BIOTRANSFORMATION AND ELIMINATION OF C-14 FLECAINIDE ACETATE IN HUMANS

Abstract

The metabolism of 14C-flecainide acetate, a new antiarrhythmic, was investigated in 4 healthy human subjects, after a single, 200-mg oral dose. The cumulative recovery of radioactivity ranged from 81-90% (mean, 86%) in urine and from 4-6% (mean, 5%) in feces; thus, flecainide does not appear to undergo extensive biliary excretion, unless reabsorption occurs after biliary elimination. The cumulative excretion in urine of unchanged flecainide ranged from 35-50% (mean, 42%) of the dose and was essentially complete by 72 h postdose.
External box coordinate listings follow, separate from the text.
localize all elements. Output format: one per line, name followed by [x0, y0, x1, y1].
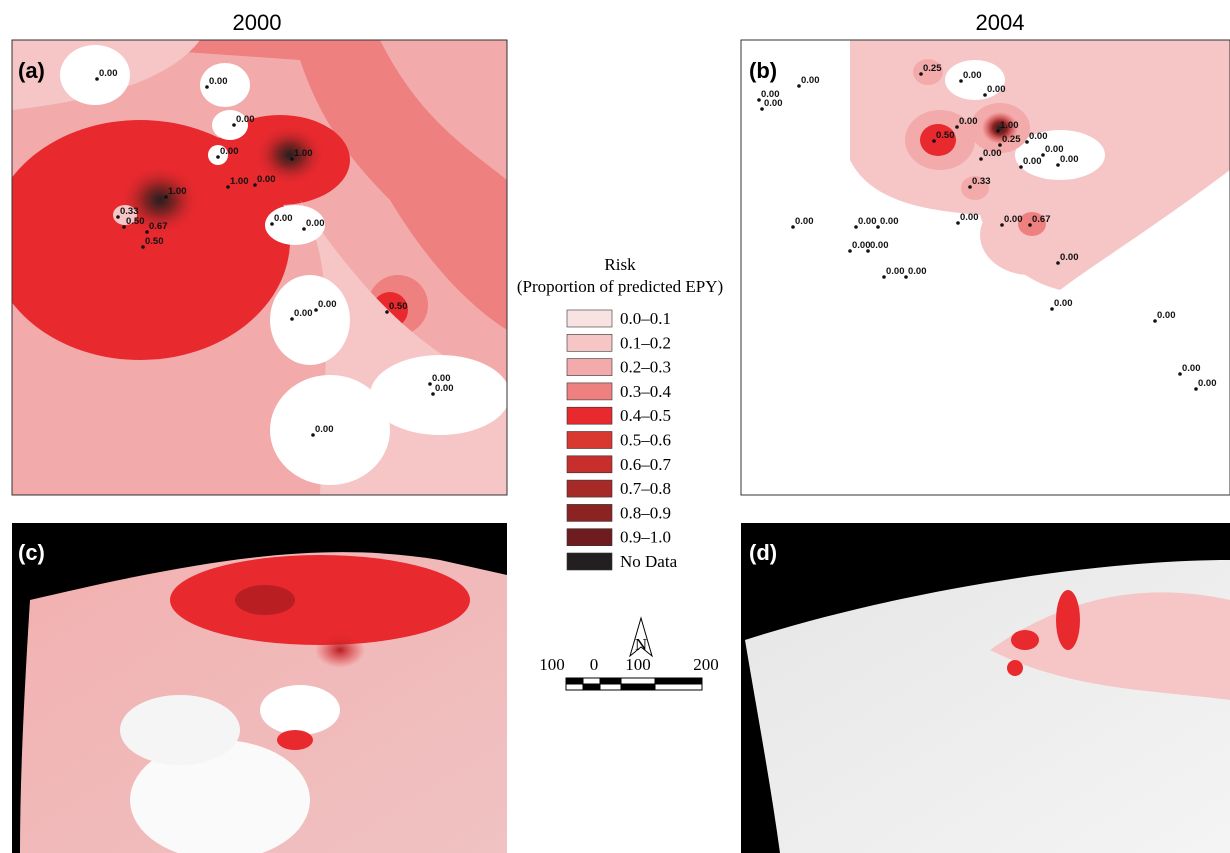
site-value: 0.00	[1157, 310, 1176, 321]
legend-label: 0.0–0.1	[620, 309, 671, 328]
site-value: 0.00	[318, 299, 337, 310]
site-value: 0.00	[983, 148, 1002, 159]
legend-swatch	[567, 407, 612, 424]
site-value: 1.00	[1000, 120, 1019, 131]
legend-title: Risk	[604, 255, 636, 274]
scale-label: 0	[590, 655, 599, 674]
legend-label: 0.8–0.9	[620, 503, 671, 522]
site-value: 0.33	[972, 176, 991, 187]
site-value: 0.00	[236, 114, 255, 125]
site-value: 0.00	[870, 240, 889, 251]
site-value: 0.25	[1002, 134, 1021, 145]
legend-swatch	[567, 334, 612, 351]
scale-label: 200	[693, 655, 719, 674]
legend-swatch	[567, 553, 612, 570]
site-value: 0.00	[858, 216, 877, 227]
site-value: 0.00	[1023, 156, 1042, 167]
site-value: 0.00	[220, 146, 239, 157]
panel-label: (c)	[18, 540, 45, 565]
site-value: 0.50	[126, 216, 145, 227]
scale-label: 100	[625, 655, 651, 674]
legend-label: No Data	[620, 552, 678, 571]
site-value: 0.50	[145, 236, 164, 247]
panel-title: 2004	[976, 10, 1025, 35]
site-value: 0.00	[908, 266, 927, 277]
site-value: 0.00	[880, 216, 899, 227]
site-value: 0.00	[801, 75, 820, 86]
legend-label: 0.1–0.2	[620, 333, 671, 352]
panel-label: (d)	[749, 540, 777, 565]
site-value: 0.00	[963, 70, 982, 81]
site-value: 0.67	[149, 221, 168, 232]
site-value: 0.00	[987, 84, 1006, 95]
panel-label: (b)	[749, 58, 777, 83]
site-value: 0.00	[257, 174, 276, 185]
site-value: 0.00	[1060, 154, 1079, 165]
site-value: 0.00	[99, 68, 118, 79]
site-value: 0.00	[960, 212, 979, 223]
legend-swatch	[567, 310, 612, 327]
map-b	[741, 40, 1230, 495]
site-value: 0.00	[886, 266, 905, 277]
legend-swatch	[567, 504, 612, 521]
site-value: 0.00	[274, 213, 293, 224]
legend-label: 0.7–0.8	[620, 479, 671, 498]
panel-title: 2000	[233, 10, 282, 35]
site-value: 0.25	[923, 63, 942, 74]
site-value: 1.00	[230, 176, 249, 187]
legend-label: 0.5–0.6	[620, 431, 671, 450]
site-value: 0.00	[1182, 363, 1201, 374]
legend-label: 0.9–1.0	[620, 528, 671, 547]
site-value: 0.00	[959, 116, 978, 127]
panel-label: (a)	[18, 58, 45, 83]
legend-swatch	[567, 480, 612, 497]
legend-swatch	[567, 432, 612, 449]
legend-label: 0.4–0.5	[620, 406, 671, 425]
legend-label: 0.2–0.3	[620, 358, 671, 377]
site-value: 0.00	[1004, 214, 1023, 225]
north-label: N	[635, 635, 647, 654]
site-value: 0.50	[936, 130, 955, 141]
legend-swatch	[567, 529, 612, 546]
site-value: 0.00	[1198, 378, 1217, 389]
site-value: 0.00	[764, 98, 783, 109]
legend-subtitle: (Proportion of predicted EPY)	[517, 277, 723, 296]
surface-c	[12, 523, 507, 853]
site-value: 0.00	[315, 424, 334, 435]
legend-label: 0.3–0.4	[620, 382, 672, 401]
site-value: 1.00	[294, 148, 313, 159]
site-value: 0.00	[306, 218, 325, 229]
scale-bar	[566, 678, 702, 690]
map-a	[0, 40, 510, 495]
site-value: 1.00	[168, 186, 187, 197]
site-value: 0.00	[1029, 131, 1048, 142]
site-value: 0.67	[1032, 214, 1051, 225]
site-value: 0.00	[294, 308, 313, 319]
legend-swatch	[567, 383, 612, 400]
site-value: 0.00	[435, 383, 454, 394]
site-value: 0.00	[1054, 298, 1073, 309]
legend-label: 0.6–0.7	[620, 455, 672, 474]
site-value: 0.00	[1060, 252, 1079, 263]
legend-swatch	[567, 359, 612, 376]
site-value: 0.50	[389, 301, 408, 312]
legend-swatch	[567, 456, 612, 473]
surface-d	[741, 523, 1230, 853]
site-value: 0.00	[209, 76, 228, 87]
figure: 2000 2004 Risk (Proportion of predicted …	[0, 0, 1230, 853]
site-value: 0.00	[795, 216, 814, 227]
scale-label: 100	[539, 655, 565, 674]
Peak plasma levels of radioactivity (524-848 ng eq/ml) and of unchanged flecainide (214-281 ng/ml) were attained at 2-3 h postdose. The average half-life for the disappearance of unchanged flecainide from plasma was about 16 h, disappearance of total metabolites from plasma was only slightly slower. Radiomonitored TLC analysis showed that urine contained 2 major metabolites and 2 or 3 minor ones; both major metabolites were extensively conjugated. By TLC, NMR and mass spectral comparisons to reference compounds, the 2 major urinary metabolites were m-O-dealkylated flecainide and the m-O-dealkylated lactam of flecainide. Most of the radioactivity in urine was accounted for by flecainide and the 2 major metabolites.